| My thoughts exactly. Knowledge transfer in manufacturing / industrial environments is something that I'm working on. - Language models / NLP applications for processing large amount of technical text data (SOP, documentation, technical data, machine text logs, voice to text, video data processing for speeding up corrective action, training, onboarding and highlighting areas of improvement / bottlenecks), digitising documents and extracting failure reasons / equipment names / spare parts / processes involved and making associations between them for pareto analysis, better search or process improvement recommendations - Recommending the next steps to fix something / remote intervention / do something etc. Lowering the expertise threshold required for technicians, electricians, mechanics or reliability engineers to be effective. - Enabling operators to become data scientists by enabling to train AI models via their day to day activities / analysis. Building better UX in general and providing simple tools that even a toddler could use. - Autonomous factory use-cases / supply chain automation. Would love to discuss with people who find these things exciting |
- Your team is out on the floor. Their hands have grease on them. Using tablets sounds great until you're trying to use it with a glove on it, or your hands are dirty, and it's hard to get grease off tablets. But they need the info out on the floor. Also, it can be noisy on the floor.
- The team tends to be very visual. They don't like tapping on computers a lot. Literacy ranges from pretty good to kinda OK. Sometimes they refuse to get (or wear) reading glasses for whatever personal reason.
- They're working on proprietary hardware, but technicians with the right knowledge are not nearby to come in and look at it. You really need to be able to see the issues visually. Sometimes even hear them. AR might be interesting here. (I spend $10k to fly a tech out for a few days to look at a machine. The bigger issue is that I lose $10k a day from one machine being down, and a tech might not be available to fly out for a week.)

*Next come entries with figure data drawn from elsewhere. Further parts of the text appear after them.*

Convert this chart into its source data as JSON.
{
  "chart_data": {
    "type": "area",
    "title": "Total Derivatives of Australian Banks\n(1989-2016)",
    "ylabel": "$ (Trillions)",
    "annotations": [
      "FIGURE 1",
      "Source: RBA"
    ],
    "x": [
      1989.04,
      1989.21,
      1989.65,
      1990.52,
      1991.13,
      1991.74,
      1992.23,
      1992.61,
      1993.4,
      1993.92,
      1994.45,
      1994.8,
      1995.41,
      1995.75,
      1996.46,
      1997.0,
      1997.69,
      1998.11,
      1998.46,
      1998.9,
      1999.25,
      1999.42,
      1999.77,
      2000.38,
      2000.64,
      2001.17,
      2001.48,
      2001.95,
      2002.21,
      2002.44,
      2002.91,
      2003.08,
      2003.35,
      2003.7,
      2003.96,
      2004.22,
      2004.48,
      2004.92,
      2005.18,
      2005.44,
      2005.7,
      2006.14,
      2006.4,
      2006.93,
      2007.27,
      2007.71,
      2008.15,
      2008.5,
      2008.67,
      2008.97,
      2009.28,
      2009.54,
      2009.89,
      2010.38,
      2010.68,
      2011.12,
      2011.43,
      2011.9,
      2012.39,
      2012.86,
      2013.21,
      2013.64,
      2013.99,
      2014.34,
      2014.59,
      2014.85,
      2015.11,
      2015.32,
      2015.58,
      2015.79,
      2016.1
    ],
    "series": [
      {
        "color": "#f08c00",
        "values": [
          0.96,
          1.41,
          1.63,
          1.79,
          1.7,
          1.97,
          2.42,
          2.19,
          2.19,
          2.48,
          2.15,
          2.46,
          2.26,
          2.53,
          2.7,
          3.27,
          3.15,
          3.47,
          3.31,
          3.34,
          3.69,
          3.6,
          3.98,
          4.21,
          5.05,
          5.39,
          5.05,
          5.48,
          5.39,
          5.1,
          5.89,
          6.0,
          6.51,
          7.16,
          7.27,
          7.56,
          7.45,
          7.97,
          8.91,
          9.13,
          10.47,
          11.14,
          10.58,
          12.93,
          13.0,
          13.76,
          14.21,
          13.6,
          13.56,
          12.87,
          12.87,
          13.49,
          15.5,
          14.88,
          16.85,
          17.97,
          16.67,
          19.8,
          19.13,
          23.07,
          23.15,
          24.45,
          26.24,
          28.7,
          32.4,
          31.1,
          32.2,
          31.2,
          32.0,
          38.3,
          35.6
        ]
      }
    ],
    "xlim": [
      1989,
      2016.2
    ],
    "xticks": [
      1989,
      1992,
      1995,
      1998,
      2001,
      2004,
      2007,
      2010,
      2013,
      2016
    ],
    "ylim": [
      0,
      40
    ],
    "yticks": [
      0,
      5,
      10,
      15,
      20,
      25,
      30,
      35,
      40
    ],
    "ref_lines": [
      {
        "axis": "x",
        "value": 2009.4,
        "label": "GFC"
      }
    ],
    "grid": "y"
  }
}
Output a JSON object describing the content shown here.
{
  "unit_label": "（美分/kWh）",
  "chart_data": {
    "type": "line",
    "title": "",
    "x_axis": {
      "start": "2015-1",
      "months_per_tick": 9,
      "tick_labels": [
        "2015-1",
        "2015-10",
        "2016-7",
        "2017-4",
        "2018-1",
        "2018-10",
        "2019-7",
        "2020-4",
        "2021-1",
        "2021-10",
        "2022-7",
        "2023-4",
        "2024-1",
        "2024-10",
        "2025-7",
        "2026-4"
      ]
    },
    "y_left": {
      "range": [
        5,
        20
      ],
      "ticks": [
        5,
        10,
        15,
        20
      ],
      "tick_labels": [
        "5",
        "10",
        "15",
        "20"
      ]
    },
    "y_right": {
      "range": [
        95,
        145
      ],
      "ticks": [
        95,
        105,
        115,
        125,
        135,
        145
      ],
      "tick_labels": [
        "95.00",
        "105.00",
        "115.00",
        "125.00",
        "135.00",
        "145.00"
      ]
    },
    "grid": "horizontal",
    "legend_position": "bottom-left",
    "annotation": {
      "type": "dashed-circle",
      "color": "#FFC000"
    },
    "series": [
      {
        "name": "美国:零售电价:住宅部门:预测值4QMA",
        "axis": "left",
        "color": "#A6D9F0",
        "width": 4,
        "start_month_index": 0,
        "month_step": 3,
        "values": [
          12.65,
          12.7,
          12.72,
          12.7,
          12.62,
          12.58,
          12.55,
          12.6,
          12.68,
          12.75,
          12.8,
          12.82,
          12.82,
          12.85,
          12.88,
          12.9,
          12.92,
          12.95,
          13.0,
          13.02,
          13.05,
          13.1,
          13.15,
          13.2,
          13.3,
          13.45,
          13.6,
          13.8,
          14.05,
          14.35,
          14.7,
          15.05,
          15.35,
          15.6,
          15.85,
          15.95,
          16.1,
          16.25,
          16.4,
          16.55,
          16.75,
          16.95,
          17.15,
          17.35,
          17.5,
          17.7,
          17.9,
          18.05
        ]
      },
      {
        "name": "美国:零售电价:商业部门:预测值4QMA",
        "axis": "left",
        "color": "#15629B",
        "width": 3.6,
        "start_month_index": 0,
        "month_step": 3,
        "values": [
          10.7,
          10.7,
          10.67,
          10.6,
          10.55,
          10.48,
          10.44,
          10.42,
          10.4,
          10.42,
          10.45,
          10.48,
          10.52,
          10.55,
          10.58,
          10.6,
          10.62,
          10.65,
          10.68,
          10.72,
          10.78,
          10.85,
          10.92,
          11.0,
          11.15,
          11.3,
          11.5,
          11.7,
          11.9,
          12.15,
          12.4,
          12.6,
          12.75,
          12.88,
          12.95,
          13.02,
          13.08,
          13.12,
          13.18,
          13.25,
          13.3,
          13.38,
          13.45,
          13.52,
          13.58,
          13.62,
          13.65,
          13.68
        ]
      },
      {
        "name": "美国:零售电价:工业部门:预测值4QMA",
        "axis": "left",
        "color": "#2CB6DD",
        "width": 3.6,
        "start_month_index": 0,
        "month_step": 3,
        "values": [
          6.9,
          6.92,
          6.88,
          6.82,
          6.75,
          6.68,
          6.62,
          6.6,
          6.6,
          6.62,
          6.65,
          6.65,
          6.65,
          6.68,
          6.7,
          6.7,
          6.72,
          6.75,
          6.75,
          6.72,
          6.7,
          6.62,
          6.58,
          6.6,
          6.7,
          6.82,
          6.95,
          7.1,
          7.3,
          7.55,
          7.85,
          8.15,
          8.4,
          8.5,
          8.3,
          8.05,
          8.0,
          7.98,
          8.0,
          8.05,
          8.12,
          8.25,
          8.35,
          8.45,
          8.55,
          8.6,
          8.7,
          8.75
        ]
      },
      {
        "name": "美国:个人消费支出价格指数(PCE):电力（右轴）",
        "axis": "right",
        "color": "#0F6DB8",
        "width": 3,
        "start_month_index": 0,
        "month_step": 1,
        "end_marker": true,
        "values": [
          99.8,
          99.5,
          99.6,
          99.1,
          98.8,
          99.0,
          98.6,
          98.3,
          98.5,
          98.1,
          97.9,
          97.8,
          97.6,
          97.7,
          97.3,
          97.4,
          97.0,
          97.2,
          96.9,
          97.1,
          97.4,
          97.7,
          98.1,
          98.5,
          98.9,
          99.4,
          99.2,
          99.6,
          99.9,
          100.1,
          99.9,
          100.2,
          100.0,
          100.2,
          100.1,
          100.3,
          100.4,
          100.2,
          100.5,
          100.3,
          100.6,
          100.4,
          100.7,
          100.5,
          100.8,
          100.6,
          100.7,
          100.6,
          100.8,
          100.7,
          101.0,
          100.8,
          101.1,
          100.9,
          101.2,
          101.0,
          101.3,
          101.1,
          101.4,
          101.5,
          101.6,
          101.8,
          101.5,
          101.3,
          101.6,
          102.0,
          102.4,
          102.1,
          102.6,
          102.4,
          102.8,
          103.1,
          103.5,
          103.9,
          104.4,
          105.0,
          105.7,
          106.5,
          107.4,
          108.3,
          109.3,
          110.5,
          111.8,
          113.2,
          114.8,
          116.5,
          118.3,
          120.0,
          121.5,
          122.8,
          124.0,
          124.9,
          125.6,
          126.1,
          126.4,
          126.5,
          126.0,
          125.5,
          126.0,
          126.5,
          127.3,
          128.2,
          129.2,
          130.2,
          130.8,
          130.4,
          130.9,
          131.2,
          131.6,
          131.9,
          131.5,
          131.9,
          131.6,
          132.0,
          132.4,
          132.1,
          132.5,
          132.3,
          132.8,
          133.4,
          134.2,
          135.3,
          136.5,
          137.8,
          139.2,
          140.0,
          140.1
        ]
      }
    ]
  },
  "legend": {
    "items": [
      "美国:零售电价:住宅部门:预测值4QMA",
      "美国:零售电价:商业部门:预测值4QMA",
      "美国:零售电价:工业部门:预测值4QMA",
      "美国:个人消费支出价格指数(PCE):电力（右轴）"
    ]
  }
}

- Predictive maintenance. The fancy sensors and whatnot mostly don't work. Tech people try it in a clean, quiet office and it works, and they can raise money on it from clueless VCs, so money keeps getting set on fire with smart AI machine learning magic motor sensor companies.
- Preventative maintenance. How to schedule, how to verify it was done, how to check whether it revealed an issue that needs a follow-up. Getting people to do it, and verify it was done, can be a challenge, but there are huge returns to preventative maintenance (for example: checking gearbox oil levels, verifying lubrication line function, checking valve temperatures.)
- Diagnosing machine problems. Using prior problem documentation helps team members see most likely issues. But many of these people don't really want to sort through a database of prior similar issues because they "know" what the problem is. How do you provide this information to them in a way that feels more approachable to them?
I could go on forever. Manufacturing is an interesting environment because downtime is usually hundreds to tens of thousands of dollars of hard cost per hour, depending on the operation, and they will spend quite a bit of money to stop it from going down, but culturally there's a vast gulf between the white collar SF tech bros and what actually happens in manufacturing plants, so innovation tends to be more limited.